Laura Hull came to the two-hour book signing to buy one of Roberts' books for a friend.
"I have one of her books," Hull said. She counted herself as a new and growing fan.
Nancy Strine said Nora Roberts' books and audiotapes make her daily two-hour commute to and from Washington, D.C., bearable.
"Riding into the city, I can either listen to her books or read them on the bus," Strine said. She just read 'Seaswept' which is one of three new books set on the shores of the Chesapeake Bay.
Some of the 30-plus enthusiasts brought their own books while others bought paperback and hardback copies provided for those attending the signing.
The author of more than 115 published novels, Roberts has had as many as six bestsellers in one year. Known for their romance, suspense and a combination of both, several of her books have been translated into films.

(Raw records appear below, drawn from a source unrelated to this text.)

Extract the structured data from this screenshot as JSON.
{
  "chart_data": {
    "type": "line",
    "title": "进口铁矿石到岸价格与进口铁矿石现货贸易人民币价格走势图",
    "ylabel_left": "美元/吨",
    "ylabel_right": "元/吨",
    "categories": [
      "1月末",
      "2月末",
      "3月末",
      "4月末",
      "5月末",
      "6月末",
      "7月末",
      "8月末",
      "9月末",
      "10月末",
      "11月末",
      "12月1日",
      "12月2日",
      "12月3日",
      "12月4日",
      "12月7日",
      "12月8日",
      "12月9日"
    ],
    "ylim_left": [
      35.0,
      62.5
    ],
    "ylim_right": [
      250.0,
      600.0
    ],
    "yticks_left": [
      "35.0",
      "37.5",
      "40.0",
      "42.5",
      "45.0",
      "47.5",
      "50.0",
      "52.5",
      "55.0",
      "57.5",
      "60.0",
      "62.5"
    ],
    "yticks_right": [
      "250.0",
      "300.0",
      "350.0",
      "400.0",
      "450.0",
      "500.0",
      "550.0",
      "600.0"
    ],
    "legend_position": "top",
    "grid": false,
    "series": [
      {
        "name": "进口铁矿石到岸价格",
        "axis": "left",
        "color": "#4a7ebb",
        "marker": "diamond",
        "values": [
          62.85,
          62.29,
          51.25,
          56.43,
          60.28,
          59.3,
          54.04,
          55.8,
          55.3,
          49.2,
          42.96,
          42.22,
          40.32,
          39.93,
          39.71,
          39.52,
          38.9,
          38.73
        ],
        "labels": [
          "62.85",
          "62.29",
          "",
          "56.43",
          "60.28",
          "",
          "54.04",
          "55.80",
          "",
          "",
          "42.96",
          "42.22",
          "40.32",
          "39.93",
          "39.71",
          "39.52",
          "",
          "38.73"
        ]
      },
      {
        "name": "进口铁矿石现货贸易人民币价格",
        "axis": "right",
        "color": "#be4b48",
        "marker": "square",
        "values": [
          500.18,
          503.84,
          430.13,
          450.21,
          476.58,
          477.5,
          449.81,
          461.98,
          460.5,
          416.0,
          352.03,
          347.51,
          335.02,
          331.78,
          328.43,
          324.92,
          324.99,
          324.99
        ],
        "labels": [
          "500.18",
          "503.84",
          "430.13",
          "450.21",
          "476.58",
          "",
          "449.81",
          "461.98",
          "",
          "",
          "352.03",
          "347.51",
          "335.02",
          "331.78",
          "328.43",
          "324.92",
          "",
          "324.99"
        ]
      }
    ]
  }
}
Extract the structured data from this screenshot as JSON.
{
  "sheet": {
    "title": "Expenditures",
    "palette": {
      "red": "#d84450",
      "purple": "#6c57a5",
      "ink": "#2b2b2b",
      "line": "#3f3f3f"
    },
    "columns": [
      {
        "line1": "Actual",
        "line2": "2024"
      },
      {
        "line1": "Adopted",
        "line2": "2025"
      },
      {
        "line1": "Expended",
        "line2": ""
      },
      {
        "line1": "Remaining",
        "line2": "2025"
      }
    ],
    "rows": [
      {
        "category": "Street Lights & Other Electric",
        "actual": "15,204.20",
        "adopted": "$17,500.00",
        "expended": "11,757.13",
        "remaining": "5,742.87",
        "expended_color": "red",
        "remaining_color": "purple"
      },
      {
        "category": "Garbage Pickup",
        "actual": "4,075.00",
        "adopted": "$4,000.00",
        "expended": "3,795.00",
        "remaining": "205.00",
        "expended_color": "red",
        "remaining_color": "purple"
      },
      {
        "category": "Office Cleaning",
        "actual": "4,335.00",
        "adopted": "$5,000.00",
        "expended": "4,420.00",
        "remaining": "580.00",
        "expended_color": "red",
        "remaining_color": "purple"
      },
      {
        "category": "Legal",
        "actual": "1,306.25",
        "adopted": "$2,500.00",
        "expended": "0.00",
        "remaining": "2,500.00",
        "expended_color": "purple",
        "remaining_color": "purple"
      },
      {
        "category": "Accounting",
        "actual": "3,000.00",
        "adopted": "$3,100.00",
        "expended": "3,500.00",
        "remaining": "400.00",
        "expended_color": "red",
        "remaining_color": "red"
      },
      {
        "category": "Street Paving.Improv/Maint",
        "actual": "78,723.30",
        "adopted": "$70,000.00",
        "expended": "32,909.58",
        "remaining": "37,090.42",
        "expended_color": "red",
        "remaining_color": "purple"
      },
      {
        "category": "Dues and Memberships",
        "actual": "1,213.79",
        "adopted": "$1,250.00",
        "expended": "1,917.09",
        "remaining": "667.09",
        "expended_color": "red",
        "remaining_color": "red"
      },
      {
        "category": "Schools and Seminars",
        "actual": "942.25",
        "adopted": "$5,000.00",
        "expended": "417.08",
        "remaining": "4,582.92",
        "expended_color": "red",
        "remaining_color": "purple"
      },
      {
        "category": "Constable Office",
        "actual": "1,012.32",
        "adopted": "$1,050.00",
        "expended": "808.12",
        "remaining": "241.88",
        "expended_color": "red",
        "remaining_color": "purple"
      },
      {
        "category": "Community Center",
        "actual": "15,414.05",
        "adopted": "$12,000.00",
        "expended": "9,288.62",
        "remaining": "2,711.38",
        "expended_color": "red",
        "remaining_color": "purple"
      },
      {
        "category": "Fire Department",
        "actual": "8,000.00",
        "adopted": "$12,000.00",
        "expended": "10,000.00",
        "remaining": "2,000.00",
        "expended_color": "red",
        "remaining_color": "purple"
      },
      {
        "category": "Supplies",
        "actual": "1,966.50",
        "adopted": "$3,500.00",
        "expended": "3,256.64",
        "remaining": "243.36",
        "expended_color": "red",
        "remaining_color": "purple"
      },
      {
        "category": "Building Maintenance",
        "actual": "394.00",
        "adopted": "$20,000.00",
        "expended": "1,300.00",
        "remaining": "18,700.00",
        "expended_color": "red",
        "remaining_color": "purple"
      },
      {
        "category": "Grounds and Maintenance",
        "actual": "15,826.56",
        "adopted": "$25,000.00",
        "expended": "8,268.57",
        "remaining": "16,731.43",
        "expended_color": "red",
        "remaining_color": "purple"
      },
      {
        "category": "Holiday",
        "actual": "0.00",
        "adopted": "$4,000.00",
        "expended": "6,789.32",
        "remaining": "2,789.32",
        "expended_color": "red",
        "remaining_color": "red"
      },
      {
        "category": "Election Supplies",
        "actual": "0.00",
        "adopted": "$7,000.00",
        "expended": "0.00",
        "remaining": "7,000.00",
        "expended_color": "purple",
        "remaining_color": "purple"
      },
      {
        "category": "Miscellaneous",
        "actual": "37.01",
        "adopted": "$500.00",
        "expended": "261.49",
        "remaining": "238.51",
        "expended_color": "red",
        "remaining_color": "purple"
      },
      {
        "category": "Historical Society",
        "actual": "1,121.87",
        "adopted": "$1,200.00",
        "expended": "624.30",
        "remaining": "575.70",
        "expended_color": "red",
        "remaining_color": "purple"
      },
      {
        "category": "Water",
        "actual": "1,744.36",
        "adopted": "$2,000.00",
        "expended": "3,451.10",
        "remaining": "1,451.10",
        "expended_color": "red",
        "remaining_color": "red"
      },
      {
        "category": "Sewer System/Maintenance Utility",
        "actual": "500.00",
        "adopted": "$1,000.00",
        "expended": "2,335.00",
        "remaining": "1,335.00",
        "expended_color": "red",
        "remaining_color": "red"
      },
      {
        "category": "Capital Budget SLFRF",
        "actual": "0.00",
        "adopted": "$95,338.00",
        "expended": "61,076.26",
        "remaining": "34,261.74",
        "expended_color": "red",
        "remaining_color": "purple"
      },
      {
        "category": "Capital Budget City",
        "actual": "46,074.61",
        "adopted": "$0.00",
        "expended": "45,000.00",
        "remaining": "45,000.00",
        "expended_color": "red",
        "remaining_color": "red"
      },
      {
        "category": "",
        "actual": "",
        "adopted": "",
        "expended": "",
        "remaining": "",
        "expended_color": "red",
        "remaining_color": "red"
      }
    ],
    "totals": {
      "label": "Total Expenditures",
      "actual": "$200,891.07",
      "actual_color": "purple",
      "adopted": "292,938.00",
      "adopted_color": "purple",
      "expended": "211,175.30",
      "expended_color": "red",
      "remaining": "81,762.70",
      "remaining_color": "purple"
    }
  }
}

"With both suspense and romance, there is a lot of research to do and a lot of character development," Roberts said. The common thread in all her works, she said, is that they are character-driven.
A few years ago, Roberts said she took a call from her publisher who suggested she needed a hobby.
"I told her I'm fast-paced ... that's the way I write. I told her I don't need a hobby," Roberts said.
But she soon decided perhaps a hobby would be a good idea so she decided to start writing futuristic books under the pseudonym, J.D. Robb - her idea of a hobby.
So far, several books have been published under that name, marked with that 21st century genre and recurring character of a female homicide police officer, Eve Dallas.
And what does Nora Roberts read?
"Everything ... across the board," Roberts said. "Lately I've been reading a lot of James Patterson and also Patricia Gaffney, a friend and author who lives in Blue Ridge Summit, Pa."